The first competitor to the CMS Face Off is finally complete! It took longer than expected but I'll put that down to personal motivation and having to make initial decisions. I knew I wanted at least two post types:
In the end I stuck with holidays that are consistently on the same date. I've got other things to do, you know.
So anyway, I started the CMS Face Off with WordPress. I've been working with it for years and in that time it's gone through some nice advancements. For example, when I started with wp it didn't have menus. You had to use the order page attribute. Back then wp was really only for blogs. I worked on a few sites where they'd have one cms for the site and then wp for the blog.
So anyway, here's a bit of a break down:
I don't understand why stupid people need to do stupid things and try and break the site I just made with WordPress. I think one of wp's biggest drawbacks is hackers and spam comments. Seriously, I don't get it.
Since I've been working with wp for so long, I've come to depend on a few plugins that are just about mandatory for reducing this garbage. Notice I said "reducing". Same way plugins keep getting made to fill security gaps, jerks dig for new security holes.
iThemes Security (formerly Better WP Security) - This plugin is amazing! It does everything from common sense protection (like suggesting you change the admin username to not "admin") to advanced scheduled database backups, monitoring changes to files, and blocking ip addresses that have too many login fails. I think I like changing the login url the most.
For this demo site I've also installed plugins to disable rss feeds and disable comments. While I'm ok announcing to the world "here, look at this wp site" I don't want to be flooded with emails about spam and blocked ips.
I use these plugins almost all the time.
Advanced Custom Fields - When WordPress was just for blogging, you only needed the title and content fields. Want to be fancy and have a specific excerpt instead of using the first 150 characters of the post? Here's a field for that.

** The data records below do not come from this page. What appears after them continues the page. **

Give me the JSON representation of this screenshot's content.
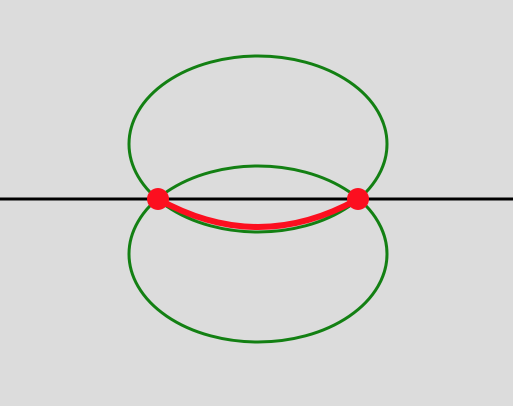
{
  "colors": {
    "background": "#dcdcdc",
    "ellipse_stroke": "#138013",
    "axis_line": "#000000",
    "highlight": "#fc0f1f"
  },
  "shapes": {
    "upper_ellipse": "ellipse",
    "lower_ellipse": "ellipse",
    "horizontal_line": "line",
    "intersection_arc": "arc",
    "intersection_points": "point"
  }
}
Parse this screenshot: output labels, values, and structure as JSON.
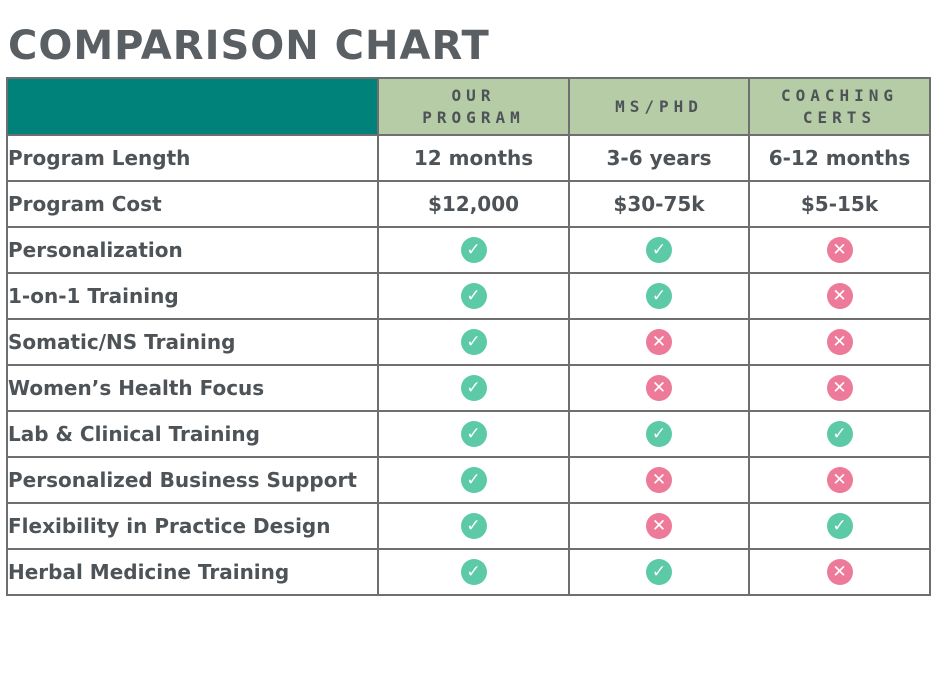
{
  "title": "COMPARISON CHART",
  "columns": [
    "OUR\nPROGRAM",
    "MS/PHD",
    "COACHING\nCERTS"
  ],
  "text_rows": [
    {
      "label": "Program Length",
      "values": [
        "12 months",
        "3-6 years",
        "6-12 months"
      ]
    },
    {
      "label": "Program Cost",
      "values": [
        "$12,000",
        "$30-75k",
        "$5-15k"
      ]
    }
  ],
  "feature_rows": [
    {
      "label": "Personalization",
      "marks": [
        true,
        true,
        false
      ]
    },
    {
      "label": "1-on-1 Training",
      "marks": [
        true,
        true,
        false
      ]
    },
    {
      "label": "Somatic/NS Training",
      "marks": [
        true,
        false,
        false
      ]
    },
    {
      "label": "Women’s Health Focus",
      "marks": [
        true,
        false,
        false
      ]
    },
    {
      "label": "Lab & Clinical Training",
      "marks": [
        true,
        true,
        true
      ]
    },
    {
      "label": "Personalized Business Support",
      "marks": [
        true,
        false,
        false
      ]
    },
    {
      "label": "Flexibility in Practice Design",
      "marks": [
        true,
        false,
        true
      ]
    },
    {
      "label": "Herbal Medicine Training",
      "marks": [
        true,
        true,
        false
      ]
    }
  ],
  "icons": {
    "yes": "check-circle-icon",
    "no": "x-circle-icon"
  },
  "colors": {
    "header_teal": "#00827b",
    "header_green": "#b5cca6",
    "check": "#5ccaa6",
    "cross": "#ee7a9a",
    "text": "#4d5357"
  }
}
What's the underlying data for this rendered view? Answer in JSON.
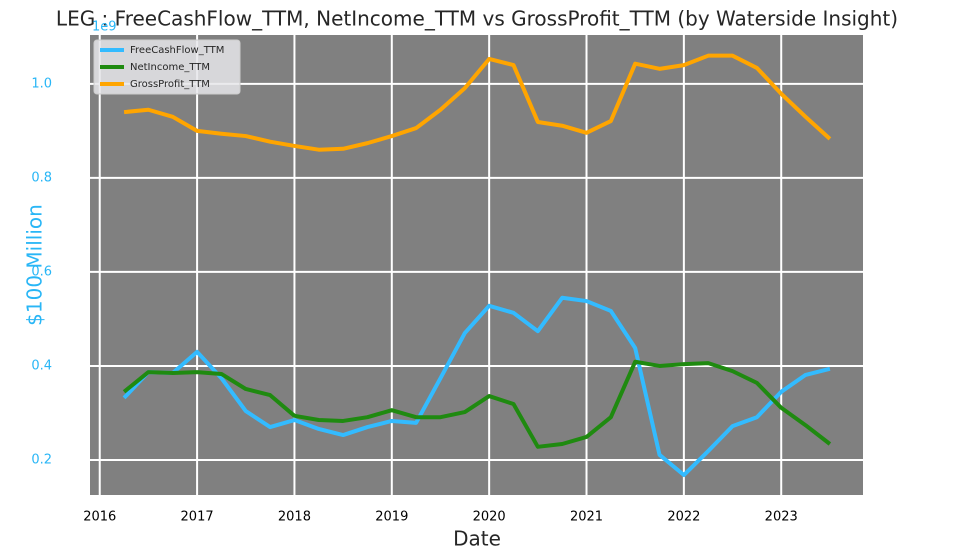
{
  "chart_data": {
    "type": "line",
    "title": "LEG : FreeCashFlow_TTM, NetIncome_TTM vs GrossProfit_TTM (by Waterside Insight)",
    "x_label": "Date",
    "y_label": "$100 Million",
    "offset_label": "1e9",
    "x": [
      2016.25,
      2016.5,
      2016.75,
      2017,
      2017.25,
      2017.5,
      2017.75,
      2018,
      2018.25,
      2018.5,
      2018.75,
      2019,
      2019.25,
      2019.5,
      2019.75,
      2020,
      2020.25,
      2020.5,
      2020.75,
      2021,
      2021.25,
      2021.5,
      2021.75,
      2022,
      2022.25,
      2022.5,
      2022.75,
      2023,
      2023.25,
      2023.5
    ],
    "series": [
      {
        "name": "FreeCashFlow_TTM",
        "color": "#33bbff",
        "values": [
          0.332,
          0.387,
          0.385,
          0.43,
          0.374,
          0.304,
          0.27,
          0.285,
          0.266,
          0.253,
          0.27,
          0.283,
          0.279,
          0.374,
          0.47,
          0.528,
          0.513,
          0.474,
          0.545,
          0.538,
          0.517,
          0.438,
          0.211,
          0.168,
          0.219,
          0.272,
          0.291,
          0.345,
          0.381,
          0.394
        ]
      },
      {
        "name": "NetIncome_TTM",
        "color": "#1f8a10",
        "values": [
          0.345,
          0.387,
          0.385,
          0.387,
          0.383,
          0.351,
          0.338,
          0.294,
          0.285,
          0.283,
          0.291,
          0.306,
          0.291,
          0.291,
          0.302,
          0.336,
          0.319,
          0.228,
          0.234,
          0.249,
          0.291,
          0.409,
          0.4,
          0.404,
          0.406,
          0.389,
          0.364,
          0.311,
          0.274,
          0.234
        ]
      },
      {
        "name": "GrossProfit_TTM",
        "color": "#ffa500",
        "values": [
          0.94,
          0.945,
          0.93,
          0.9,
          0.894,
          0.889,
          0.877,
          0.868,
          0.86,
          0.862,
          0.874,
          0.889,
          0.906,
          0.945,
          0.991,
          1.053,
          1.04,
          0.919,
          0.911,
          0.896,
          0.921,
          1.043,
          1.032,
          1.04,
          1.06,
          1.06,
          1.034,
          0.979,
          0.93,
          0.883
        ]
      }
    ],
    "xlim": [
      2015.9,
      2023.84
    ],
    "xticks": [
      2016,
      2017,
      2018,
      2019,
      2020,
      2021,
      2022,
      2023
    ],
    "ylim": [
      0.1255,
      1.104
    ],
    "yticks": [
      0.2,
      0.4,
      0.6,
      0.8,
      {
        "value": 1,
        "label": "1.0"
      }
    ],
    "grid": true,
    "legend": "upper-left",
    "axis_color": "#29b6f6",
    "plot_background": "#808080"
  }
}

There's always been a way to add custom fields but in early days (and I think still now) you had to manually type in the field name. Try explaining to clients that to give the post an external link they have to give a value to "news_external_link". Someone will eventually do it wrong.
The ACF plugin is a slick, drag and drop way to add fields to almost anything: posts, pages, categories, custom post types (see below). And there are many field types to choose from.

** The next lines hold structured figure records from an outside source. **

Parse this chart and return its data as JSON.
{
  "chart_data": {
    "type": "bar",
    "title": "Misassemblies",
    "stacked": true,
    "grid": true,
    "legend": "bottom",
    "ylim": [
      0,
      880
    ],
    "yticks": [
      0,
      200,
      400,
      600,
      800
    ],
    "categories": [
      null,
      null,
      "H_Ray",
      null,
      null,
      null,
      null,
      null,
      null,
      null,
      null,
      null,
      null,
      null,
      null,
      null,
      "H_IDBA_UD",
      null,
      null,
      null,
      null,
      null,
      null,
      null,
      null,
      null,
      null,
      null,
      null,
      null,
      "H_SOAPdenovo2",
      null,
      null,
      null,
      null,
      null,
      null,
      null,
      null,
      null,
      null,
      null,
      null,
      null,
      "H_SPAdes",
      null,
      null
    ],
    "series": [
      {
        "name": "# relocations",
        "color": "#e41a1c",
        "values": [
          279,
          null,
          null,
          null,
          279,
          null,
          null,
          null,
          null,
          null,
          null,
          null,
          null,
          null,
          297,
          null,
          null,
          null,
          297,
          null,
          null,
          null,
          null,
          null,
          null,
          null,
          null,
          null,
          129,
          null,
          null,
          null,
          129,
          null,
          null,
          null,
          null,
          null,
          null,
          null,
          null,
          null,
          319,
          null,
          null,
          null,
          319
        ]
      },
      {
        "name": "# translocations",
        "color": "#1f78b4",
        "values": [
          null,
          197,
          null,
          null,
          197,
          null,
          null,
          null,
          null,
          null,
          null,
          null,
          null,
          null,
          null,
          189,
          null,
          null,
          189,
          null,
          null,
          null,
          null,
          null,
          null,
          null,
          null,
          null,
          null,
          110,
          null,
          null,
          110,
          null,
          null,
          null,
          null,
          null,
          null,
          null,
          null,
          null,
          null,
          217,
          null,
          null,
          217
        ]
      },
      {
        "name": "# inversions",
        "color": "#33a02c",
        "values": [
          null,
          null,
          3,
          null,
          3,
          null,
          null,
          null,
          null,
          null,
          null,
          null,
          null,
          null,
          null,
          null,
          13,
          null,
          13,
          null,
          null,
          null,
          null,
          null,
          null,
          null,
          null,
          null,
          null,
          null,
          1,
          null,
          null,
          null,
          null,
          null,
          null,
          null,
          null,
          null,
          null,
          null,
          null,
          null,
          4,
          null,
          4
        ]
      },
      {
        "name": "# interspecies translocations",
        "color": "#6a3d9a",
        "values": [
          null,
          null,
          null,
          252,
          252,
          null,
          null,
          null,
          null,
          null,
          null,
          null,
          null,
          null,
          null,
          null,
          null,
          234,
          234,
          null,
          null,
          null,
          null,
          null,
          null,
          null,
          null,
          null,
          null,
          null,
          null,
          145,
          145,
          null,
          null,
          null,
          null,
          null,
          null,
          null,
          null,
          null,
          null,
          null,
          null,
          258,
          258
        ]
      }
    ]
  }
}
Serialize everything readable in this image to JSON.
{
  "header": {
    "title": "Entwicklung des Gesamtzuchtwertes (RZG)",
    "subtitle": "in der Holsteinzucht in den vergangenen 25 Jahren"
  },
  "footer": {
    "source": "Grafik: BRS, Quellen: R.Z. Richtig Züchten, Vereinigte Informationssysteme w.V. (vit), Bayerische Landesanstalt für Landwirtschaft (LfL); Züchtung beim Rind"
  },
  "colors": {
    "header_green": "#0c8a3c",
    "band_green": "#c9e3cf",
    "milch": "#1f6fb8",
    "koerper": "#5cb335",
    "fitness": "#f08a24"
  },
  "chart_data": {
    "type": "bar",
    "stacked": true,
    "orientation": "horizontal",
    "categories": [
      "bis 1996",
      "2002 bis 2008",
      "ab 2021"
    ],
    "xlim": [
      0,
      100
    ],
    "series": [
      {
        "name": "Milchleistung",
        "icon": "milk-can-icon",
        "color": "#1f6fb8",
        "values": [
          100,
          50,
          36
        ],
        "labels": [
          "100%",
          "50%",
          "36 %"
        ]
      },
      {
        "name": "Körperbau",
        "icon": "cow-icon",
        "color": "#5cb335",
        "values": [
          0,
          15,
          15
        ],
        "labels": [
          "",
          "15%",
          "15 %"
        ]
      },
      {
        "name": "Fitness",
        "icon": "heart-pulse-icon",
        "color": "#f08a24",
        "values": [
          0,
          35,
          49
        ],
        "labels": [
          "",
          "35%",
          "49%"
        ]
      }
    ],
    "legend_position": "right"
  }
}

Contact Form 7 - Everyone wants a contact form. Collect info from users and mail it to someone. This is my go to. It includes field validation and submits via ajax.
Custom Post Type UI - Posts are good and generic but sometimes a site needs multiple entry types. In creating a custom theme you can add code to functions.php to create a custom post type but then I always feel like the client is tied to that theme. Activate a different theme and you don't even see the additional post types in the wp backend menu.
This plugin let's you create post types and specific taxonomy. Then go to town with ACF (above) to make the post type exactly how you want.
I haven't used Widget CSS Classes or WP User Avatar before but they were good for what I needed.
I only half thought through the events/holiday calendar before I started. Always a mistake. It was easy enough to use Custom Post Type UI plugin to make my Holiday post type and I knew I could just toss wp loop code in sidebar.php but I like to think of what the client may wnat in the future. Sure, right now the upcoming holidays is in the side bar but maybe in future it'll be moved to the footer. So I made a custom widget.
Then I remembered I wanted a page with a full calendar.
Instead of trolling through hundreds of plugins to see what would do close enough to what I wanted I made my own plugin. The most difficult part was googling for php code to output the calendar (so, not difficult at all).
Actually, the *most* difficult part of the calendar was figuring out why I'd get the 404 page when I was trying to get to a calendar month that wasn't in the current year. Turns out one of the params I was using was a wp reserved term. So even though it was trying to load a page, the param ?year=2015 made wp try to load the page (by slug) that was published in 2015.
I like the end result. As usual I'm not 100% sure what all the wp code does (xmlrpc.php?) and I don't necessarily like the contact form code on pages without a form but it is what it is. WordPress is generally a good experience (when you're not taking over someone else's code) and I like dragging and dropping images as new media.